I recently read an article on how to figure out your personal strengths, published by London-based positive social impact organization, 80,000 hours.
These aren’t just related to a career path you’re trying to choose, but they can be useful when trying to understand yourself. Especially during a time where not many things are going on, it has helped me find my self-worth and focus on the ‘good’.
These are 7 key points that I’ve drawn from this article:
1. Strengths can be anything you practice and something you find enjoyable but is broad so it can develop over time. A strength also needs to be stable enough, not something you only do every couple of weeks or months.
2. You don’t have to already be good at something for it to be your strength. Strengths can be developed over time. “This risk is most pressing for younger people, who don’t yet have much data on what they’re good at – making them more likely to guess incorrectly – and have decades ahead of them to develop new strengths.”
3. Negativity bias blinds us to our own strengths, which is why it’s so important to ask others for feedback as a way of identifying a pattern for your ‘strongest’ strengths.
4. Strengths can be broader than skills as they are something less tangible. There are several variables you could take into consideration: your resources, reputation, relationships, abilities, skills, and contexts where you perform best.

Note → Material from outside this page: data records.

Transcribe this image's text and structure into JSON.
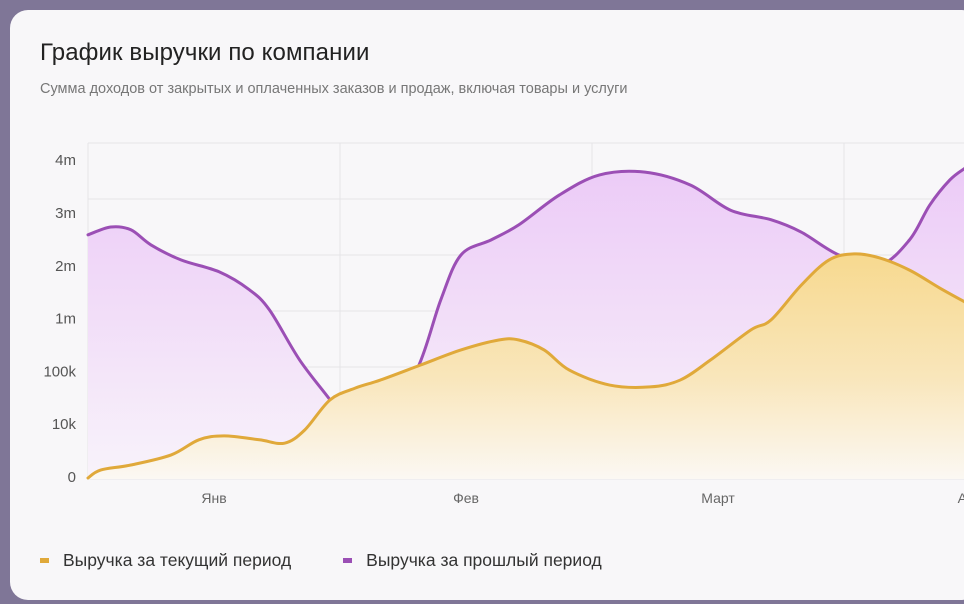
{
  "header": {
    "title": "График выручки по компании",
    "subtitle": "Сумма доходов от закрытых и оплаченных заказов и продаж, включая товары и услуги"
  },
  "colors": {
    "current": "#e0a93a",
    "previous": "#9b4fb5"
  },
  "legend": [
    {
      "label": "Выручка за текущий период",
      "color": "#e0a93a"
    },
    {
      "label": "Выручка за прошлый период",
      "color": "#9b4fb5"
    }
  ],
  "chart_data": {
    "type": "area",
    "title": "График выручки по компании",
    "x_tick_labels": [
      "Янв",
      "Фев",
      "Март",
      "Апр"
    ],
    "y_tick_labels": [
      "0",
      "10k",
      "100k",
      "1m",
      "2m",
      "3m",
      "4m"
    ],
    "y_tick_values": [
      0,
      10000,
      100000,
      1000000,
      2000000,
      3000000,
      4000000
    ],
    "grid": true,
    "legend_position": "bottom-left",
    "series": [
      {
        "name": "Выручка за текущий период",
        "color": "#e0a93a",
        "points": [
          [
            0,
            180
          ],
          [
            0.05,
            1600
          ],
          [
            0.17,
            2500
          ],
          [
            0.33,
            4300
          ],
          [
            0.44,
            7000
          ],
          [
            0.54,
            7700
          ],
          [
            0.68,
            7000
          ],
          [
            0.78,
            6400
          ],
          [
            0.86,
            8750
          ],
          [
            0.96,
            47000
          ],
          [
            1.06,
            66000
          ],
          [
            1.16,
            79000
          ],
          [
            1.32,
            132000
          ],
          [
            1.48,
            374000
          ],
          [
            1.63,
            534000
          ],
          [
            1.71,
            534000
          ],
          [
            1.81,
            374000
          ],
          [
            1.91,
            95000
          ],
          [
            2.07,
            71000
          ],
          [
            2.23,
            68000
          ],
          [
            2.35,
            79000
          ],
          [
            2.47,
            212000
          ],
          [
            2.63,
            695000
          ],
          [
            2.71,
            855000
          ],
          [
            2.83,
            1460000
          ],
          [
            2.94,
            1910000
          ],
          [
            3.04,
            2020000
          ],
          [
            3.14,
            1950000
          ],
          [
            3.26,
            1730000
          ],
          [
            3.38,
            1410000
          ],
          [
            3.48,
            1160000
          ]
        ]
      },
      {
        "name": "Выручка за прошлый период",
        "color": "#9b4fb5",
        "points": [
          [
            0,
            2360000
          ],
          [
            0.09,
            2500000
          ],
          [
            0.17,
            2450000
          ],
          [
            0.25,
            2180000
          ],
          [
            0.37,
            1910000
          ],
          [
            0.52,
            1700000
          ],
          [
            0.64,
            1380000
          ],
          [
            0.72,
            1020000
          ],
          [
            0.84,
            212000
          ],
          [
            0.97,
            42000
          ],
          [
            1.04,
            8750
          ],
          [
            1.18,
            15000
          ],
          [
            1.31,
            100000
          ],
          [
            1.4,
            1200000
          ],
          [
            1.48,
            2000000
          ],
          [
            1.6,
            2270000
          ],
          [
            1.71,
            2540000
          ],
          [
            1.87,
            3070000
          ],
          [
            2.03,
            3430000
          ],
          [
            2.21,
            3480000
          ],
          [
            2.39,
            3250000
          ],
          [
            2.55,
            2800000
          ],
          [
            2.71,
            2630000
          ],
          [
            2.83,
            2410000
          ],
          [
            2.98,
            2000000
          ],
          [
            3.14,
            1820000
          ],
          [
            3.26,
            2270000
          ],
          [
            3.34,
            2890000
          ],
          [
            3.42,
            3340000
          ],
          [
            3.48,
            3550000
          ]
        ]
      }
    ]
  }
}
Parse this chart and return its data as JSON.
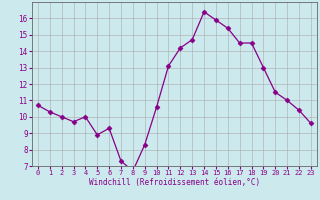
{
  "x": [
    0,
    1,
    2,
    3,
    4,
    5,
    6,
    7,
    8,
    9,
    10,
    11,
    12,
    13,
    14,
    15,
    16,
    17,
    18,
    19,
    20,
    21,
    22,
    23
  ],
  "y": [
    10.7,
    10.3,
    10.0,
    9.7,
    10.0,
    8.9,
    9.3,
    7.3,
    6.7,
    8.3,
    10.6,
    13.1,
    14.2,
    14.7,
    16.4,
    15.9,
    15.4,
    14.5,
    14.5,
    13.0,
    11.5,
    11.0,
    10.4,
    9.6
  ],
  "line_color": "#880088",
  "marker": "D",
  "marker_size": 2.5,
  "xlabel": "Windchill (Refroidissement éolien,°C)",
  "ylabel": "",
  "title": "",
  "xlim": [
    -0.5,
    23.5
  ],
  "ylim": [
    7,
    17
  ],
  "yticks": [
    7,
    8,
    9,
    10,
    11,
    12,
    13,
    14,
    15,
    16
  ],
  "xticks": [
    0,
    1,
    2,
    3,
    4,
    5,
    6,
    7,
    8,
    9,
    10,
    11,
    12,
    13,
    14,
    15,
    16,
    17,
    18,
    19,
    20,
    21,
    22,
    23
  ],
  "bg_color": "#cce9ed",
  "grid_color": "#aaaaaa",
  "tick_label_color": "#880088",
  "xlabel_color": "#880088",
  "font": "monospace"
}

5. Focus on strengths that you can keep improving over time, including something that energises and motivates you. Although it may be easy to do well in something you don’t find energizing in school (maybe a subject that you don’t understand or building a relationship isn’t ‘good’ for you), it’s difficult to keep that up for 10+ years.
6. A common mistake often made is focusing on your actual performance, instead, it should be compared with context. For instance, focus on the rate of improvement or how well the performance was compared to other people with similar experiences to yours, rather than the absolute output.
7. Reflect: taking the time out to reflect on your past experiences can allow you to identify patterns. For instance, try dwelling about that time you had to do work, but it didn’t feel like work?
These are just a few points that spoke out to me from the article.